The next issue is about children’s safety.
This issue relates primarily to helping parents protect their children from situations where there is a threat to their life or health. It covers a number of other significant areas, from the quality of information surrounding children to crime prevention.
All of them are stipulated by the Strategy for Comprehensive Child Safety, which was developed under the Presidential Executive Order. The Government approved a plan, which includes 76 measures in all priority areas of state policy, and to implement it in the next seven years.
Ms Golikova, please tell us in detail how this plan will be carried out. Please take the floor.
Tatyana Golikova: Mr Mishustin, colleagues. Today, more than 30 million children live in our country. Their safety is one of the top priorities of our work, of the work of the federal and regional authorities, as this is the key to a healthy and safe future for the country.
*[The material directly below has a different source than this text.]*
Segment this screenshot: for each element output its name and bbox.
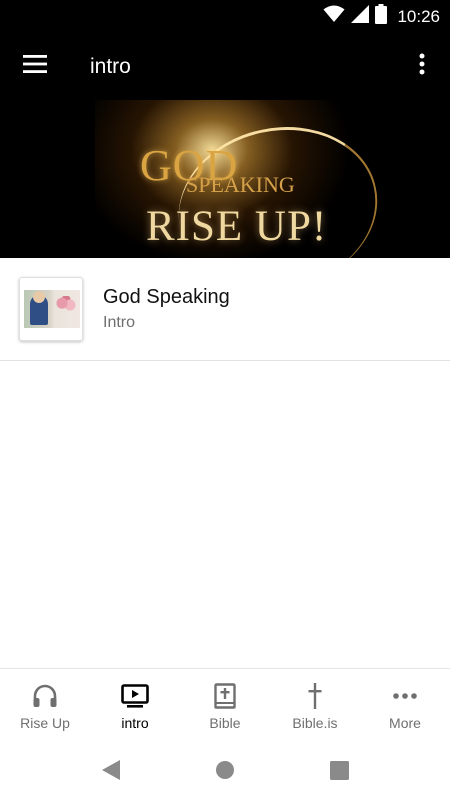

The plan to implement the Child Safety Strategy involves significant interdepartmental work: 25 federal departments and organisations will participate in it. The plan’s measures are aimed at neutralising all the main threats to the safety of children listed in the strategy and, on this basis, are grouped into five areas: protecting children, strengthening the well-being of families with children; developing modern safe infrastructure for children; preventing crimes committed by and against minors; strengthening the institution of the family; and creating a safe information environment for children.
We pay special attention to the children’s goods industry: the quality of games, books, films, and everything that forms value guidelines and a culture of safe behaviour.
For the first time, an integrated approach has been applied to child safety, focusing not only on the physical security of children, but also on the economic, information, cultural and psychological components of the term “safety.”
One of the plan’s priority areas is to develop habits of safe behaviour and a healthy lifestyle in parents and children, and to support traditional Russian spiritual and moral values, especially family values.
I would like to note that we still have positive dynamics in terms of indicators that characterise the reduction in the number of identified orphans and children left without parental care, and their family structure. In 2022, there were 3.2 percent fewer such children than in 2021. Last year, the number of children with both or a single parent deprived of parental rights decreased by 2.2 percent, and the number of children taken away from their parents due to an immediate threat to their life or health, decreased by 12.6 percent.
The draft plan includes not only activities that have previously been carried out systematically and have proven themselves, but also a number of new ones, including the normative consolidation of some prohibitive measures – this concerns the dissemination of illegal information, including via the internet –
the development of national and interstate standards, which establish requirements for goods and services for children. The drafted plan also involves support for public initiatives aimed at identifying potentially dangerous, unsafe and abandoned facilities in order to limit access to such facilities for children.
Based on our plan, the regions will develop regional plans to implement comprehensive strategic and other programme documents to ensure children’s safety. I would like to stress that we all have the same goals: to maintain the health of and protect and ensure the interests of children and their families in all spheres of life.
Last week, the President adopted an executive order declaring 2024 the Year of the Family, and the Government has already been working towards this.
Mikhail Mishustin: Thank you, Ms Golikova. It is very important to closely monitor the implementation of this plan and all its activities. After all, each of them is aimed at protecting the health and interests of our children, as well as at their intellectual, creative, physical and generally harmonious development.